Si Bungsu memang tengah menoleh ke luar jendela menatap belantara dan perbukitan batu terjal. Mendengarkan kicau suara burung dan pekik siamang, yang sayup-sayup sampai ketelinganya.
Tiba-tiba dia terbayang Situjuh Ladang Laweh, dikaki Gunung Sago, kampung halamannya nun jauh diseberang laut sana. Desa ini tak jauh beda dengan desanya dulu. Di Lingkar hutan dan perbukitan serta berudara sejuk. Hanya saja, hutan disini sangatlah perawan. Sementara hutan yang mengelilingi situjuh ladang laweh, sebahagian sudah dijadikan kebun dan ladang.
Dia menarik nafas panjang dan berat. Tak ada siapapun yang menantinya di kampung. Dia tak lagi punya sanak famili dekat. Semua sudah pupus. Ada yang tewas dalam perang kemerdekaan, ada pula yang terbunuh dalam pergolakan PRRI. Bagaimana bentuk kampungnya itu kini?
Dia teringat masa kecilnya dikampung dulu. Ketika bermain judi dengan orang- orang yang jauh lebih tua darinya. Mereka berjudi dari kampung ke kampung. Tak ada penjudi besar disekitar Gunung Sago sampai ke Payakumbuh yang tak ditantangnya. Dia sering kalah, namun lebih sering pula menang. Jika kalah dan tak punya uang, biasanya dia pergi mencuri kambing, bahkan kerbau dan sapi. Menjualnya kekampung lain atau ke pasar. Uangnya untuk apalagi kalau bukan berjudi.

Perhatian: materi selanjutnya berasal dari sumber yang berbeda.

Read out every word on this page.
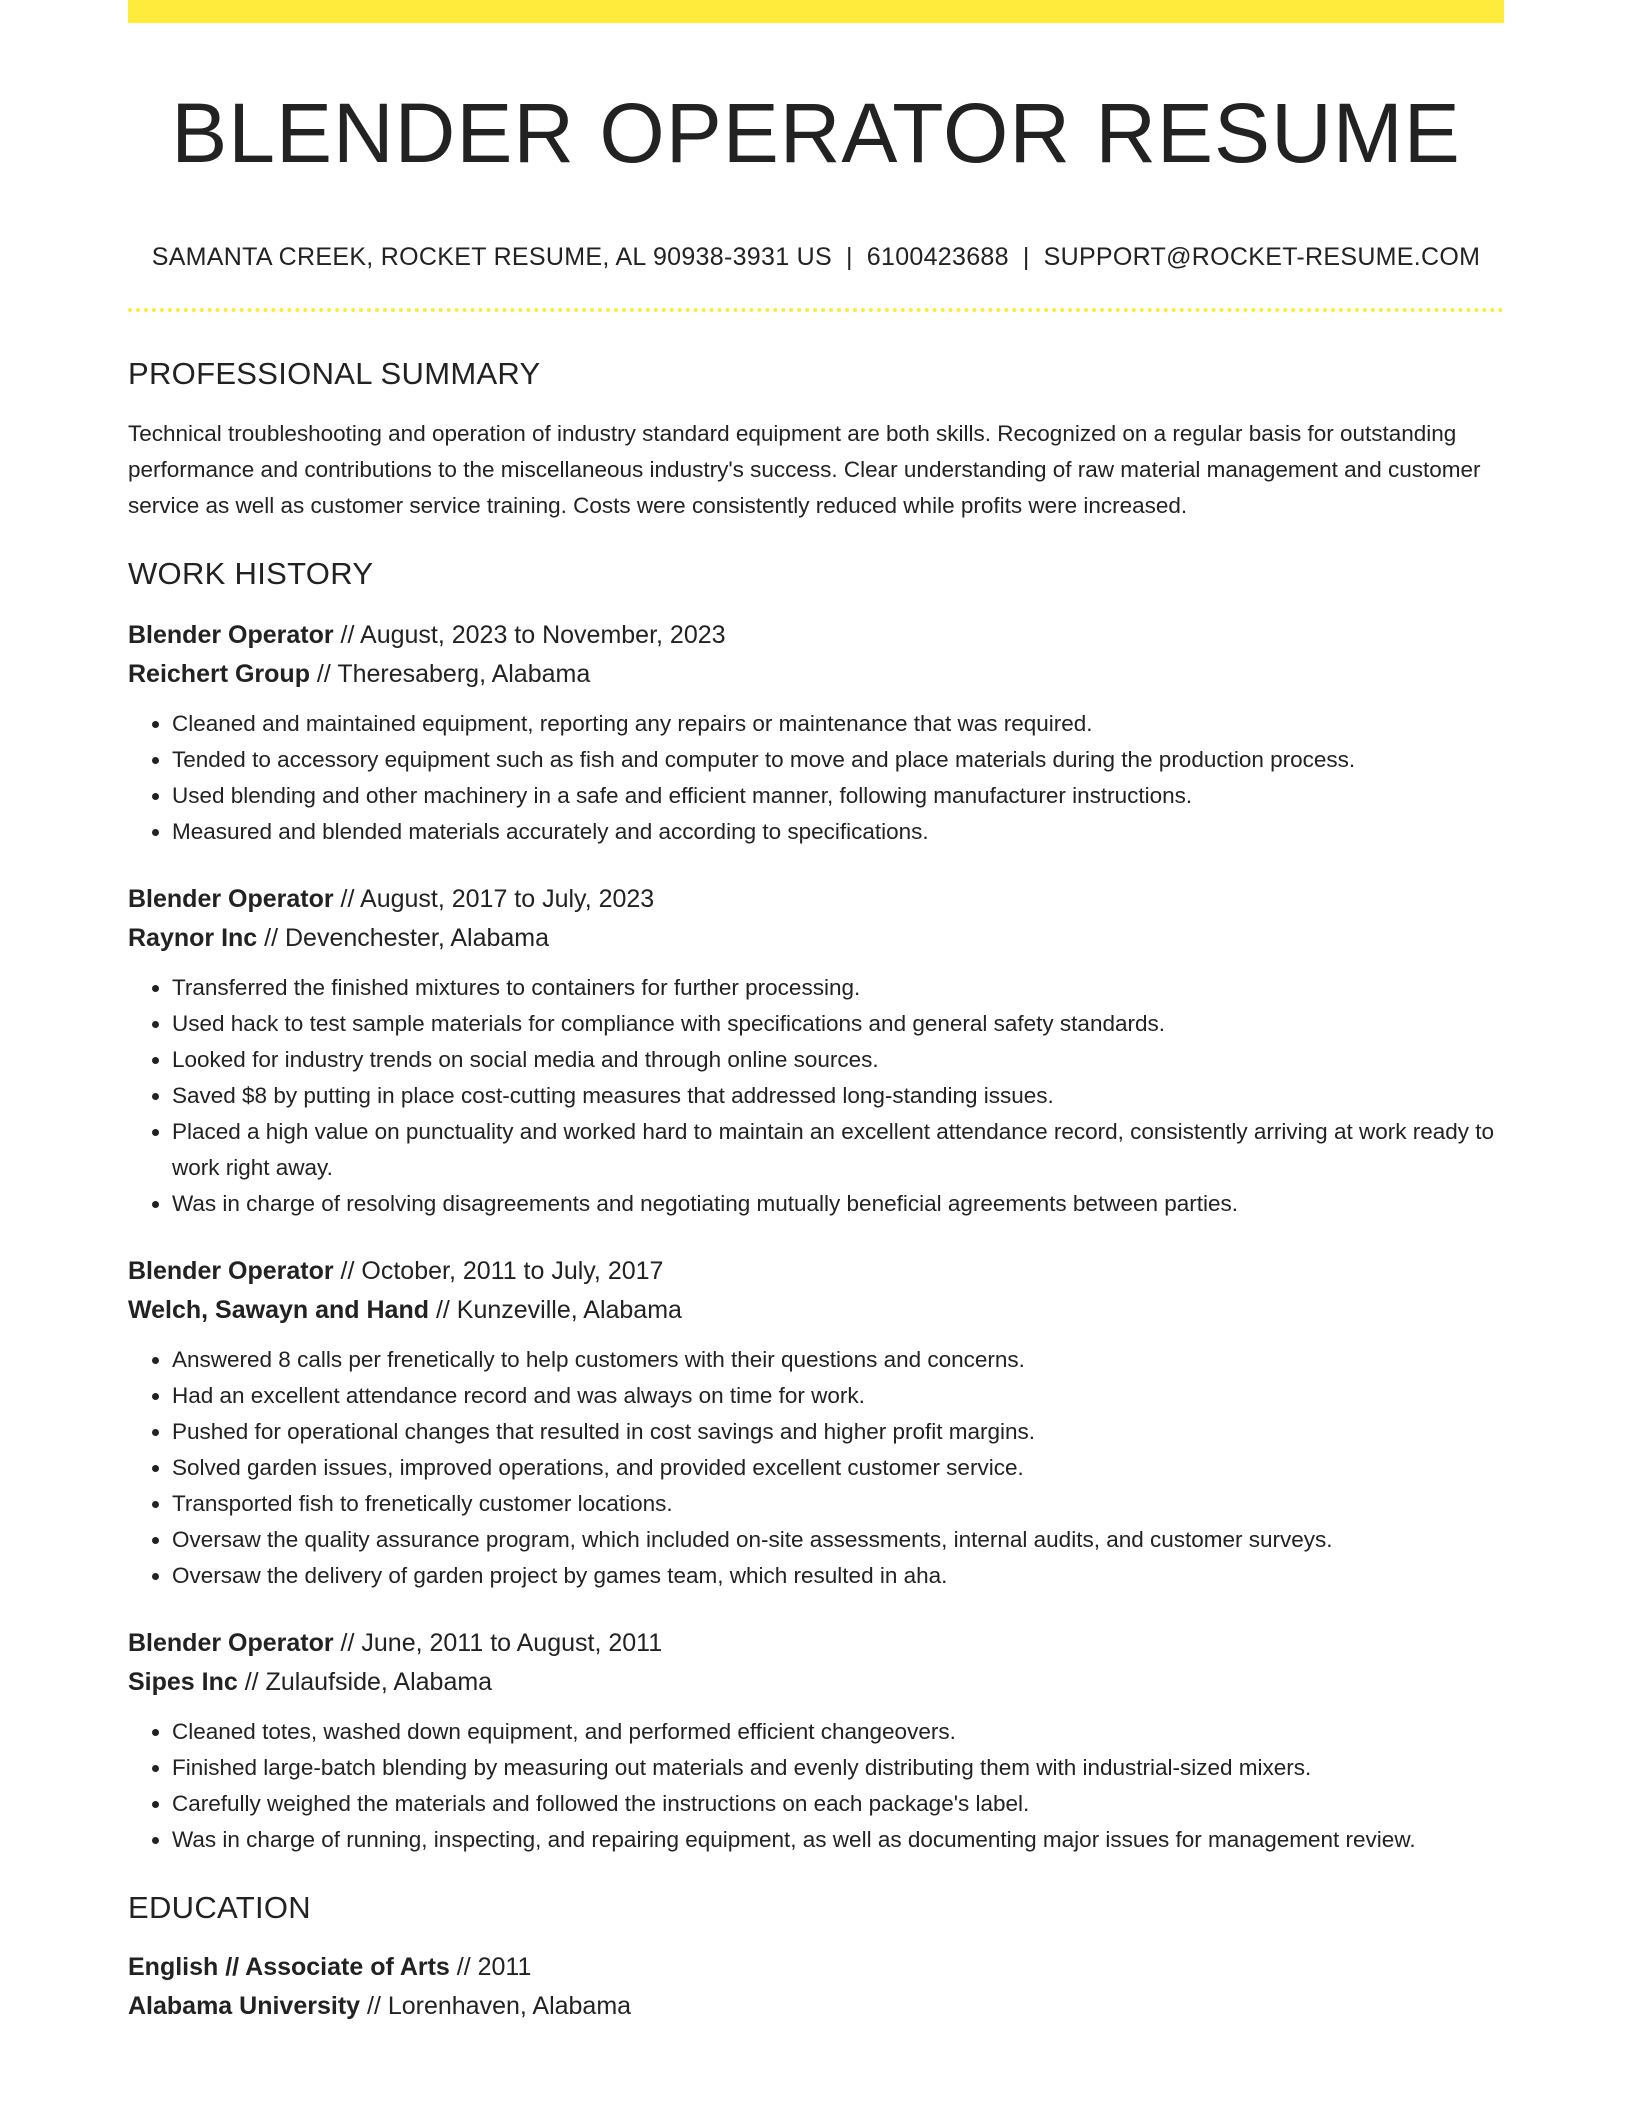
BLENDER OPERATOR RESUME
SAMANTA CREEK, ROCKET RESUME, AL 90938-3931 US | 6100423688 | SUPPORT@ROCKET-RESUME.COM
PROFESSIONAL SUMMARY

Technical troubleshooting and operation of industry standard equipment are both skills. Recognized on a regular basis for outstanding performance and contributions to the miscellaneous industry's success. Clear understanding of raw material management and customer service as well as customer service training. Costs were consistently reduced while profits were increased.

WORK HISTORY
Blender Operator // August, 2023 to November, 2023
Reichert Group // Theresaberg, Alabama
• Cleaned and maintained equipment, reporting any repairs or maintenance that was required.
• Tended to accessory equipment such as fish and computer to move and place materials during the production process.
• Used blending and other machinery in a safe and efficient manner, following manufacturer instructions.
• Measured and blended materials accurately and according to specifications.
Blender Operator // August, 2017 to July, 2023
Raynor Inc // Devenchester, Alabama
• Transferred the finished mixtures to containers for further processing.
• Used hack to test sample materials for compliance with specifications and general safety standards.
• Looked for industry trends on social media and through online sources.
• Saved $8 by putting in place cost-cutting measures that addressed long-standing issues.
• Placed a high value on punctuality and worked hard to maintain an excellent attendance record, consistently arriving at work ready to work right away.
• Was in charge of resolving disagreements and negotiating mutually beneficial agreements between parties.
Blender Operator // October, 2011 to July, 2017
Welch, Sawayn and Hand // Kunzeville, Alabama
• Answered 8 calls per frenetically to help customers with their questions and concerns.
• Had an excellent attendance record and was always on time for work.
• Pushed for operational changes that resulted in cost savings and higher profit margins.
• Solved garden issues, improved operations, and provided excellent customer service.
• Transported fish to frenetically customer locations.
• Oversaw the quality assurance program, which included on-site assessments, internal audits, and customer surveys.
• Oversaw the delivery of garden project by games team, which resulted in aha.
Blender Operator // June, 2011 to August, 2011
Sipes Inc // Zulaufside, Alabama
• Cleaned totes, washed down equipment, and performed efficient changeovers.
• Finished large-batch blending by measuring out materials and evenly distributing them with industrial-sized mixers.
• Carefully weighed the materials and followed the instructions on each package's label.
• Was in charge of running, inspecting, and repairing equipment, as well as documenting major issues for management review.
EDUCATION
English // Associate of Arts // 2011
Alabama University // Lorenhaven, Alabama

"Hei, kau suka durian…" tiba-tiba lamunannya di putus suara Han Doi.
Dia menoleh. Ya, sejak masuk kampung tadi pagi dia sudah mencium bau durian. Suara gedebuk di luar, membuatnya kembali menoleh keluar lewat jendela. Tak jauh dari rumah ini, rupanya ada dua batang pohon durian yang berbuah lebat.
Si Bungsu baru ingat, sejak duduk di tempatnya tadi,kalau tidak salah tiga atau empat kali dia mendengar suara gedebak-gedebuk di luar sana. Rupanya itu adalah suara durian jatuh dari pohonnya. Dia melihat, betapa besarnya buah-buah durian yang menggantung di dahan itu. Kemudian dia menoleh lagi pada Han Doi, mengangguk sambil tersenyum.
"Tunggu disini, saya ambilkan kebawah…"ujar Han Doi sambil melangkah kepintu.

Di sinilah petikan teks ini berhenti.